The Shaman Within: Part 2 of 3

by Ray Grigg

Mike Bell, a former monk who once worked in social services in Canada’s Arctic, and is now an environmental activist and teacher in the Comox Valley, initiated a six-part series of “talks” and conversations entitled Climate Change, the New Cosmology and Earth Spirituality. Much of his material was inspired by his long-time friend and mentor, the famous theologian and philosopher, Thomas Berry.

As an effective teacher who learned some important lessons from his old friend and mentor, Bell offered an anecdote that provided an important insight into our disconnection from nature and how our resulting behaviour is contributing to the plethora of serious environmental problems now looming so threateningly around us.

Bell recounted an occasion when Thomas Berry was invited to talk to a group of high school students. He wanted them to understand the depth of our problem by giving them a sense of our spiritual predicament. As Bell recalled, the term autism came to mind, and [Berry] asked if anyone in the class could define what that meant, unsure if he would get a clear answer. A student jumped up and explained, “Autism is about people being so locked up in themselves that no one and nothing else can get in.”

This, Berry thought, is exactly what has happened to the human community in our times. “We are talking only to ourselves. We are not talking to the rivers, we are not listening to the wind and stars. We have broken the great conversation. By breaking that conversation we have shattered the universe. All the disasters that are happening now are a consequence of that spiritual autism.”

If, then, we are going to mend our environmental problems, the first thing we need to do is to reconnect to Earth, to break out of the autistic isolation that lets nothing else in. This is why Berry believed that “The Great Work” of our day-to-day lives cannot be done by the priest or the prophet, but only by the shaman.

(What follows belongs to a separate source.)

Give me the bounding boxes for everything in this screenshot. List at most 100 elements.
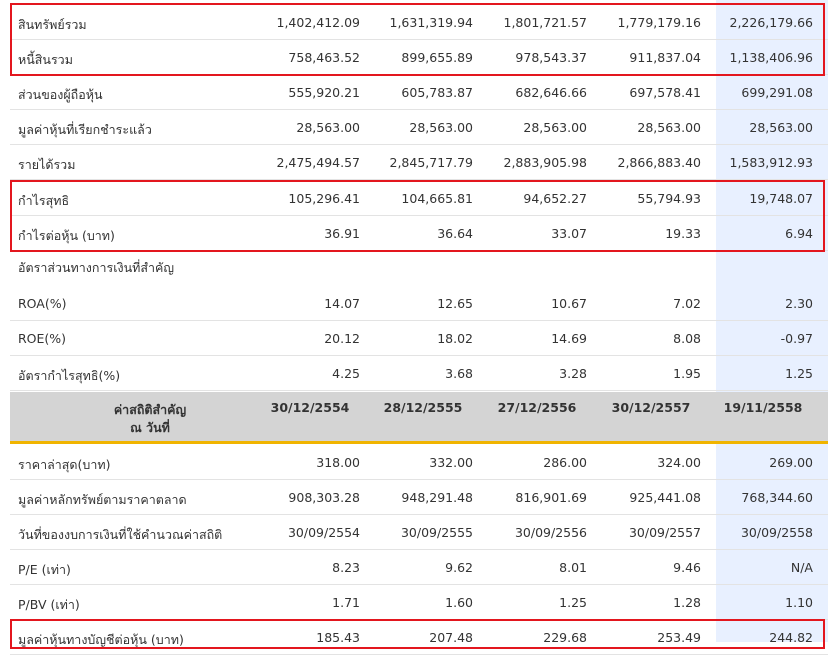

Shamans, although they may seem distant and primitive to us now, have been part of our human history for millennia, serving as a powerful connection between ourselves and the natural world. They preceded any notion of religion and were once the primary means by which we maintained a harmonious relationship with each other and the natural world upon which we were totally dependent.

The trances, rituals, divinations and healings of long ago may now seem rather fanciful in an age of science. But the essential function of the shaman can be transferred easily to our contemporary culture for a new relevance. While the historic shaman addressed issues of both physical and spiritual sickness, the modern shaman is needed to address issues of psychic and environmental health. Indeed, with only minor adjustments in language and thought, we are beginning to recognize that we are both unwell, and as dependent on nature as our ancient ancestors. If Thomas Berry is correct, we are only going to survive our unfolding environmental challenges by ending our autistic condition and re-establishing a meaningful communion with Earth. This is a truth that we have long forgotten but always known. The shaman’s function, therefore, is mostly unchanged.

In actuality, the psychology that supports an argument for the shaman’s new relevance is not so difficult to find. Artists of all sorts, including anyone in any kind of creative enterprise, can attest to the insights that derive from the sense of perspective coming from being distant from the mundane world. The paradoxical feeling of a separated connectedness that inspires music, poetry, ideas and inventions produces the same insights induced by the shamanic out-of-body experience. The spirit of shamans are alive and well in our modern culture as artistic creativity and environmental conscience. And this spirit is also amply evident in the scholarship of scientists and philosophers, in those empirical pursuits that require a delicate balance of detachment and engagement. The Canadian media guru, Marshall McLuhan, would probably have placed all these people in the august company of shamans by defining them all as “early warning systems”.

The shaman’s calling derives from some awareness of alarm, some sense of actual discord that either exists in the present or is pending between the present and the future. This awareness doesn’t come from being fully immersed in the moment, but from being in that special disembodied place between the disconnected and connected. Experiencing simultaneously from both outside and inside the culture provides powerful insights that are not available to others who are fully committed and narrowly engaged by their autistic focus.

So the shaman, by definition, is marginal, on the fringe of the normal and conventional, engaged in selfless public service that has nothing to do with personal gain or prestige. The role of advisor, mediator or healer falls to the shaman because of a calling, not because of a desire or intention. This alone makes the attributes of the shaman unusual, special and suspect in an autistic culture that is unfamiliar with a comprehensive consciousness able to derive insights by giving simultaneous attention to both detail and context.